You have probably already met these designations: ERC-20, ERC-721, ERC-1155. Behind these letters are standards for smart contracts. They set requirements for smart contracts that serve tokens. These requirements describe what functions must be in a smart contract in order for third-party applications - for example, exchanges such as OpenSea - to work with all tokens in the same way.
And besides this, they just provide storage of information about which tokens belong to whom. We will consider the most common standard for non-fungible (unique) tokens - ERC-721. A token of this format is also only an entry in the smart contract table. But the token itself only describes the ownership, so where then is the media data (image, audio file or video fragment)? At the moment, there are several different approaches to storing metadata.
It is very expensive to store large amounts of data on the Ethereum blockchain. Even if you just want to store the name and, for example, the vector of characteristics of your "NFT sword" on the blockchain, it will cost you additional hundreds of dollars at the time of the release of this sword. And every change in its characteristics (if you improve it, for example), will also need to be made to the blockchain, and, therefore, pay for gas.
And storage of large media is not only expensive, but also inconvenient.
Therefore, for the first method, the blockchain, in the overwhelming case, stores only the address (URL) - a link to the developer's site, where you can find information about the token (metadata) and media. It is much cheaper. What could go wrong? Because of this situation, the token and the media are loosely coupled with each other. The token itself (record of ownership) is stored on the blockchain, while the metadata and media are stored somewhere else. The site user can change the metadata in their own interests. He may lose control of the site and the images may disappear. Yes, you will have a token, and it can still be of value, for example, work as a pass to a certain club of owners. Still, it will be impossible to prove that this particular token was associated with a specific media.
You can improve this approach a little and use a special distributed service that is somewhat similar to torrents - IPFS. Already many serious projects use IPFS to store metadata and media for their tokens. IPFS stands for InterPlanetary File System. Basically, it is a file system spread over many computers. When you upload a file or image to IPFS, you get a hash of that object. This hash will determine the address at which the object in IPFS can be accessed.

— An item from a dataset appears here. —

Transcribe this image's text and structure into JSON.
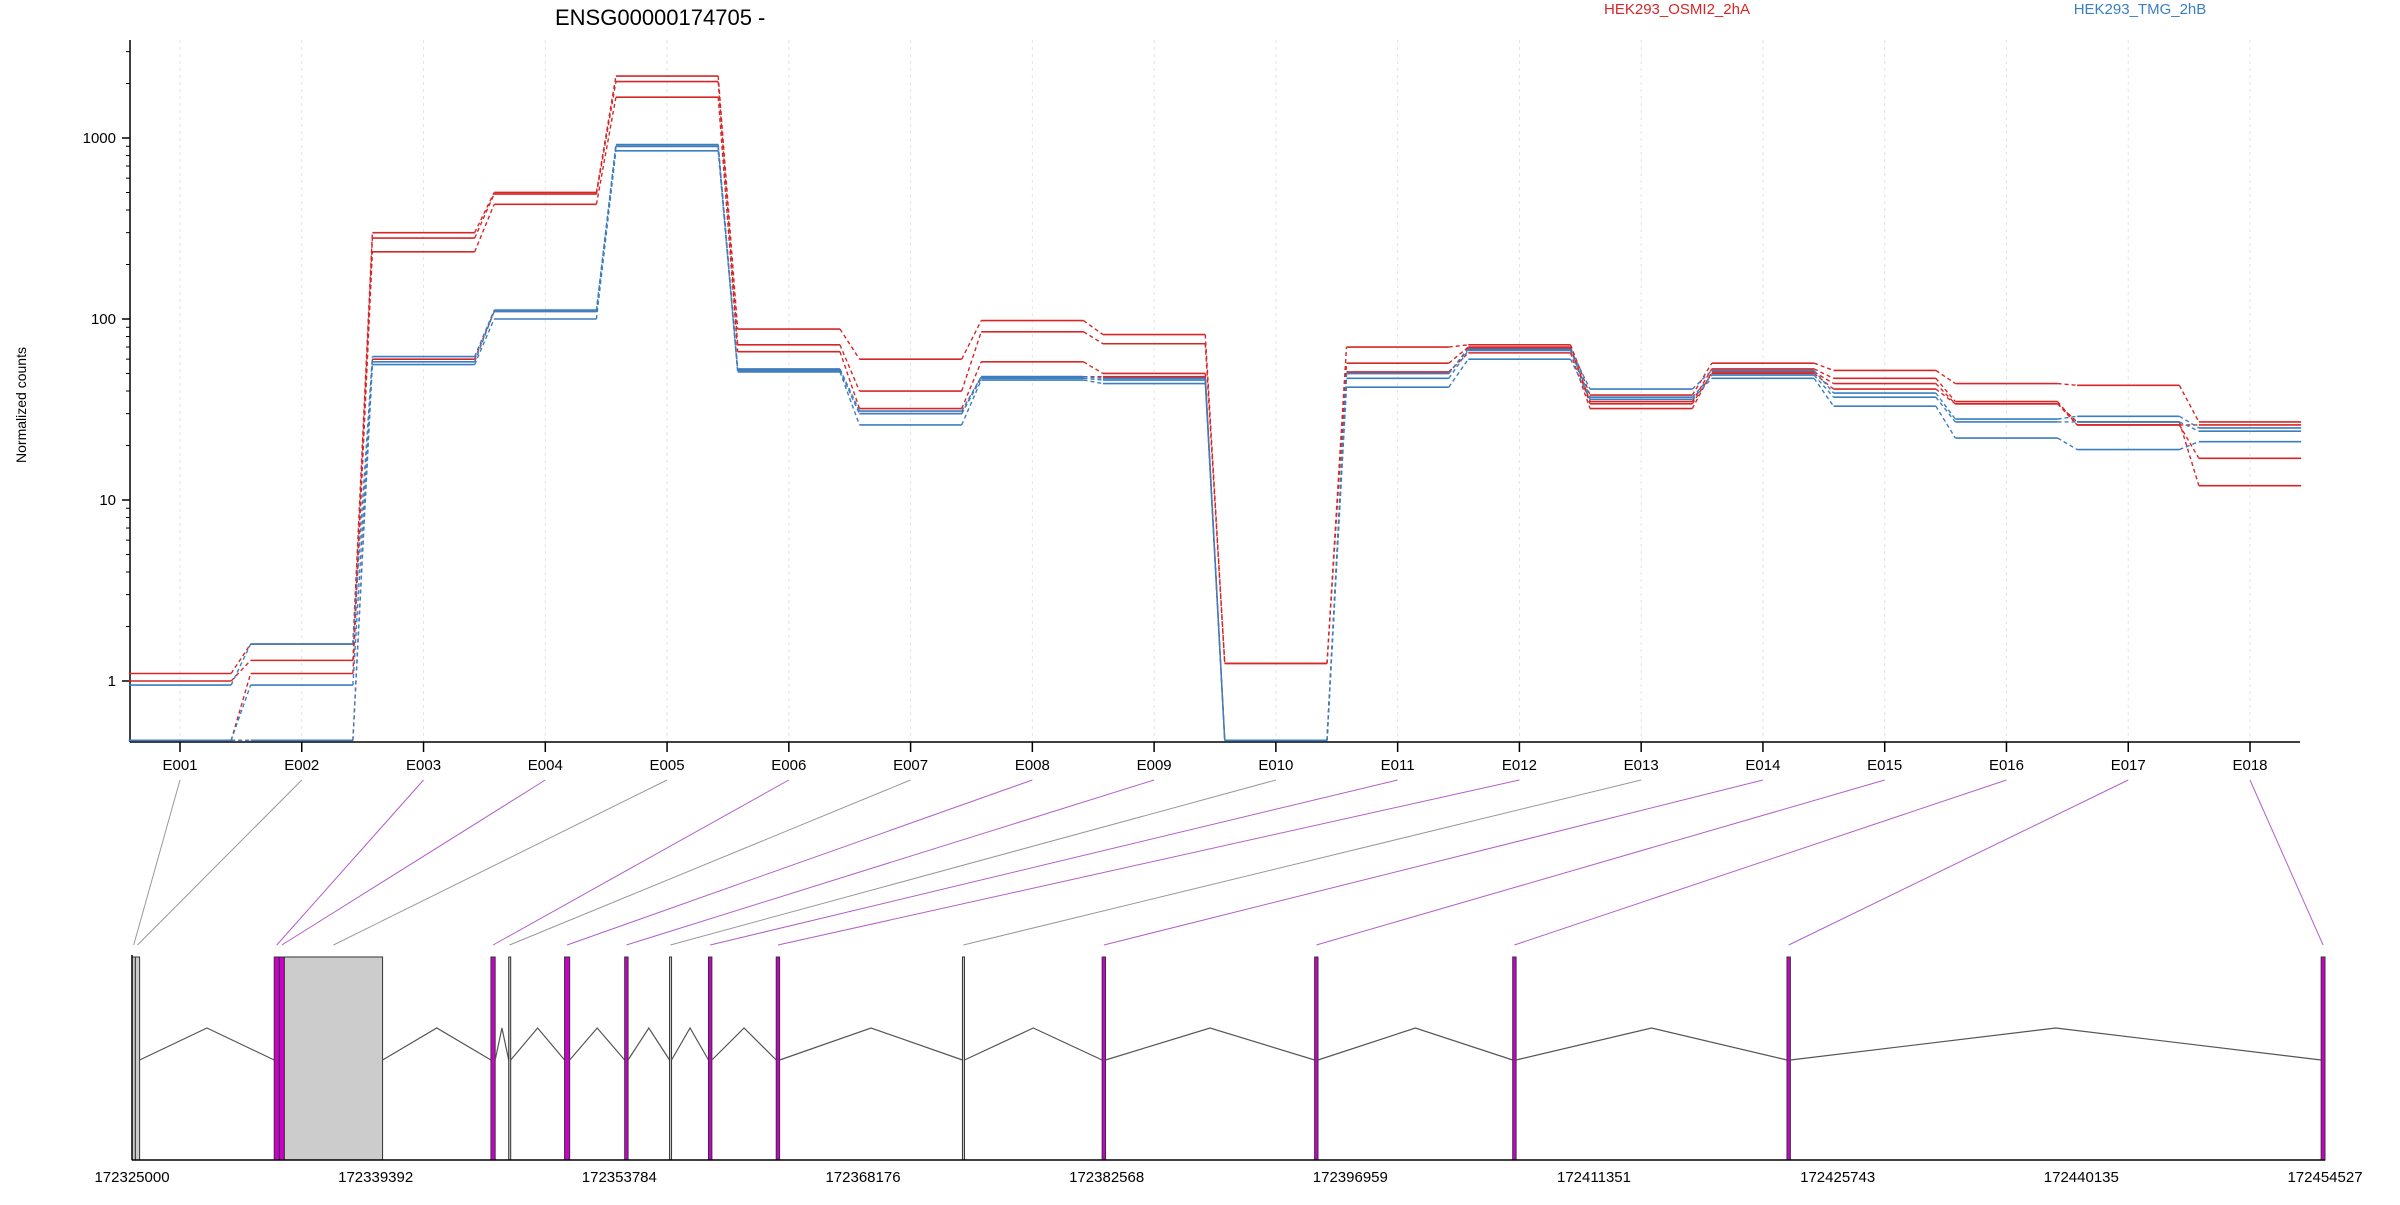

But IPFS is not perfect, as its architecture doesn't reward nodes for storing files in any way. Therefore, formally, the safety and eternal availability of your object in IPFS is not guaranteed. That is where the concept of decentralization is being violated.
You can take it one step further. There are a number of services that can store images, financially encouraging users to distribute files, such as Arweave. Most often, this is another blockchain (blockweave) specialized for storing large files. A rotten apple in the barrel of eternal and accessible storage - potential moderation and censorship of content. In addition, if the network ceases to be "fashionable" and the number of its users drops dramatically, it will essentially be indistinguishable from the closure of the image hosting - you will not get the desired image in a reasonable amount of time.
The most reliable way of storing metadata is the OnChain storage method - when the smart contract function itself gives you a picture. This is much more expensive, it imposes strict requirements on the developers of the contract - they usually need to use several approaches to compress information, tricky transformations - all these tricks in order to fit data into the limited requirements of the blockchain. But this is more than pays off with one hundred percent reliability and durability of metadata - they will remain unchanged as long as the blockchain itself exists.
Technically, you just need the tokenURL() function of the smart contract to return a file that can be interpreted as a json-file with metadata. One of the parameters of this metadata can be a base64 snapshot of the file, instead of a link to the file. How to make such a file is not a description for one article, but in short, arrays of numbers are saved in advance that describe some parameters of the generated image, and then, during the execution of the function, these parameters are expanded into a finished image. The simplest is to use the SVG format, which offers a declarative textual description that is easier to program than the binary format for the more common format such as JPEG or GIF.